Standing in the middle
April 9, 2008I saw Salmon Boy yesterday. I told him three things and let him choose:
- Relational Shift
- Temptation
- Dreamwork
He chose the relational shift first and we were right back at square one! I thought to myself I should have quit when I was at the top of the spiral, when things were good, when I felt on top of the world… Now once again the wheel turns and I feel strapped to it as I dip below the surface once again to visit ancient wounds.
Is this work never done?
That is a rhetorical question!
When I look back to the four years of work that he and I have done together I am touched with the power of our unconscious to direct us towards our best selves if we listen. Having a trail guide or two or more is certainly part of that process.

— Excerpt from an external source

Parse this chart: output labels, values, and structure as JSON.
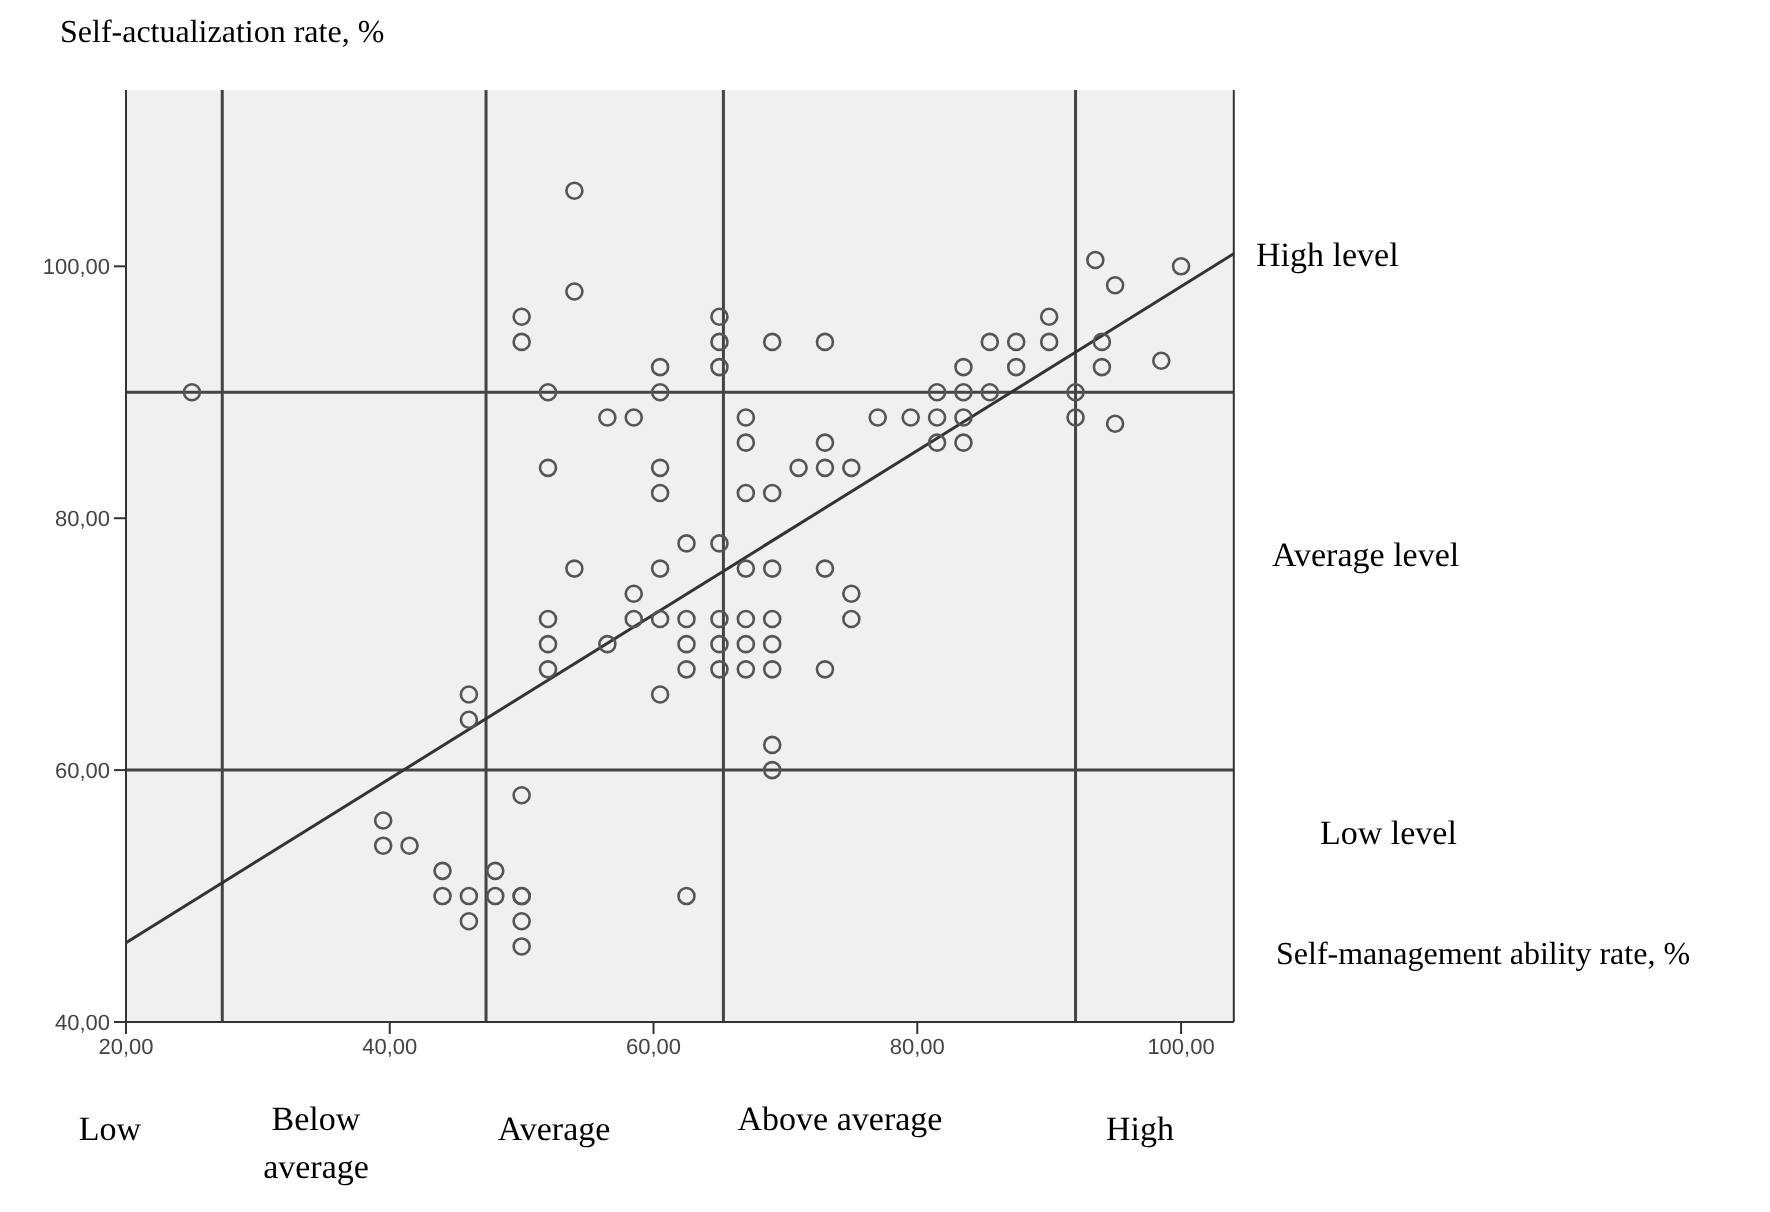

What I realized in that relational shift discussion is that I am always guiding women and being guided by men with a strong relationship with their anima. Which led me to the temptation…
I am tempted to embrace an opportunity to descend into the red rock canyon of myself and my guide is – guess who – a man with a highly honed relationship with his anima.
Oh please!
Am I really that predictable in my efforts to mend this wounding? Apparently!
And the dream…
I am moving out of a house into a new house. Several people are helping me move. I of course am packing the things in the basement. The parents (who are me) are telling me to take or leave whatever I want. They have no attachment to me or the stuff in the house. It is my choice what I take with me to my new house.
As I let this dream wash over me I sit with the desire to do the descent with a man as my guide and the desire to face the wounded feminine (AGAIN!) here in my own space. Here or there? Stay or go?
And so I sit with it and wait for my mud to settle and the water to clear.